After his exclusion from the party Westermann continued to engage politically. In his Hamburg region he became the focus of a circle of people who had, like him, been condemned as "conciliators" and expelled. The circle came to be identified as the "Westermann Group". It appears that their ideas continued to receive support, especially from trades union elements, within the Communist Party, since at the regional party conference in 1932 the leadership found it necessary to warn delegates expressly against the "machinations of the Westermann renegades" (den "Treibereien des Renegaten Westermann"). The political backdrop changed dramatically in January 1933 when the Nazis took power and converted Germany into a one-party dictatorship. Political activity (except in support of the Nazi party) became illegal. Westermann was arrested by the Gestapo in June 1933 and detained for seven months. In 1934 he held a meeting with Hermann Schubert. He was still hoping, in defiance of the changed political context, to promote greater unity between German Communists and Social Democrats. He was reconciled with the Communist Party, but by this time those in party leadership who were not in state detention had mostly fled and were living as political exiles in Paris or Moscow. The Westermann Group" disappeared, but Westermann himself remained in Germany. Westermann and Lateze were both arrested, along with other members of the former "Westermann Group" overnight on 5/6 March 1935. Westermann died, probably as a result of the torture to which he was subjected at the pre-trial detention centre, on 16 March 1935. Latzke was also subjected to appalling mistreatment, but she survived and on 26 June 1935 faced the Hamburg District High Court. She received a two-year prison sentence which she served at the Lübeck detention facility. After the two years had been spent, she was held for several more years in "protective detention" ("Schutzhaft") on the other side of the country, at the Moringen concentration camp.

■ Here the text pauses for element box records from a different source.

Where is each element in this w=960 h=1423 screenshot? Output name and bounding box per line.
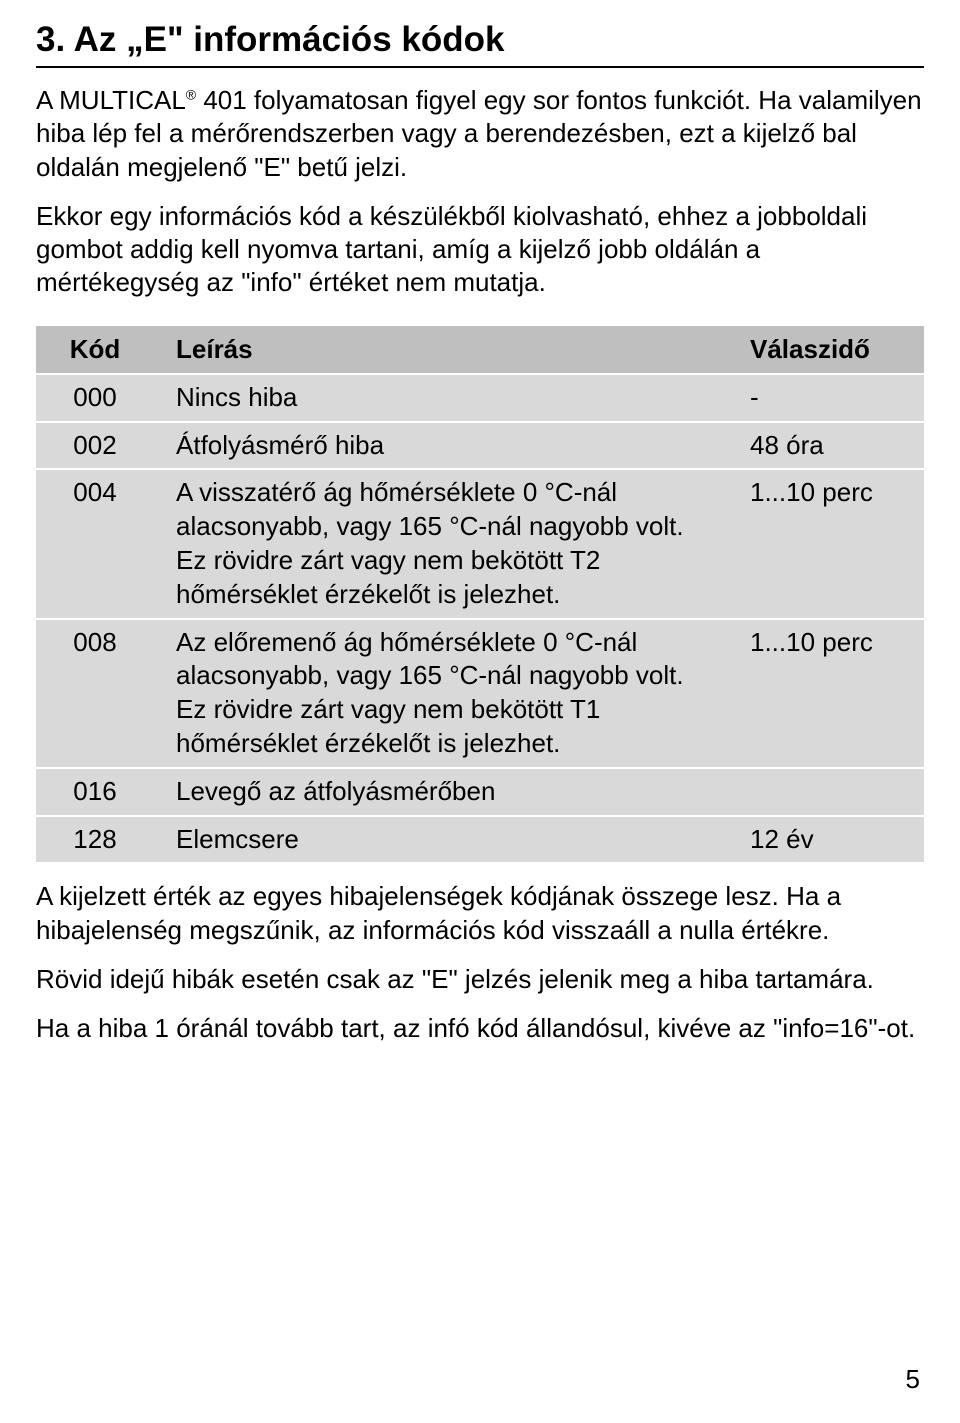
intro-paragraph-1: A MULTICAL® 401 folyamatosan figyel egy … (36, 84, 924, 184)
document-page: 3. Az „E" információs kódok A MULTICAL® … (0, 0, 960, 1423)
table-row: 004 A visszatérő ág hőmérséklete 0 °C-ná… (36, 470, 924, 617)
col-header-desc: Leírás (154, 326, 728, 373)
cell-resp: 12 év (728, 817, 924, 863)
cell-resp: - (728, 375, 924, 421)
outro-paragraph-1: A kijelzett érték az egyes hibajelensége… (36, 880, 924, 947)
col-header-code: Kód (36, 326, 154, 373)
cell-code: 004 (36, 470, 154, 617)
table-row: 002 Átfolyásmérő hiba 48 óra (36, 423, 924, 469)
table-header-row: Kód Leírás Válaszidő (36, 326, 924, 373)
cell-desc: Nincs hiba (154, 375, 728, 421)
registered-mark: ® (186, 86, 196, 102)
cell-desc: Levegő az átfolyásmérőben (154, 769, 728, 815)
cell-code: 002 (36, 423, 154, 469)
cell-desc: Átfolyásmérő hiba (154, 423, 728, 469)
col-header-resp: Válaszidő (728, 326, 924, 373)
outro-paragraph-2: Rövid idejű hibák esetén csak az "E" jel… (36, 963, 924, 996)
cell-desc: Az előremenő ág hőmérséklete 0 °C-nál al… (154, 620, 728, 767)
section-heading: 3. Az „E" információs kódok (36, 20, 924, 68)
cell-code: 128 (36, 817, 154, 863)
cell-code: 008 (36, 620, 154, 767)
table-row: 128 Elemcsere 12 év (36, 817, 924, 863)
cell-resp: 48 óra (728, 423, 924, 469)
cell-desc: Elemcsere (154, 817, 728, 863)
error-codes-table: Kód Leírás Válaszidő 000 Nincs hiba - 00… (36, 324, 924, 865)
intro-paragraph-2: Ekkor egy információs kód a készülékből … (36, 200, 924, 300)
cell-desc: A visszatérő ág hőmérséklete 0 °C-nál al… (154, 470, 728, 617)
cell-resp (728, 769, 924, 815)
table-row: 016 Levegő az átfolyásmérőben (36, 769, 924, 815)
table-row: 000 Nincs hiba - (36, 375, 924, 421)
outro-paragraph-3: Ha a hiba 1 óránál tovább tart, az infó … (36, 1012, 924, 1045)
table-row: 008 Az előremenő ág hőmérséklete 0 °C-ná… (36, 620, 924, 767)
page-number: 5 (906, 1364, 920, 1395)
cell-code: 000 (36, 375, 154, 421)
cell-resp: 1...10 perc (728, 470, 924, 617)
intro-1-before: A MULTICAL (36, 85, 186, 115)
cell-code: 016 (36, 769, 154, 815)
cell-resp: 1...10 perc (728, 620, 924, 767)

In 1940 she was released. The serious mistreatment to which she had been subjected was apparent from her physical condition. She was suffering from edema (dropsy) on her legs, typhus and heart damage. Her released was made conditional on her not returning to her Hamburg home base, and she therefore settled in Stralsund. Through Paul and Magda Thürey, she nevertheless established contacts with the Hamburg based resistance group round Bernhard Bästlein. At the end of 1943, at the request of the :de:Staatspolizeileitstelle HamburgHamburg Gestapo, she was rearrested, and in April 1944 she was transferred to Ravensbrück concentration camp. Here she died on 31 March 1945, following complications arising from the typhus to which she had fallen victim.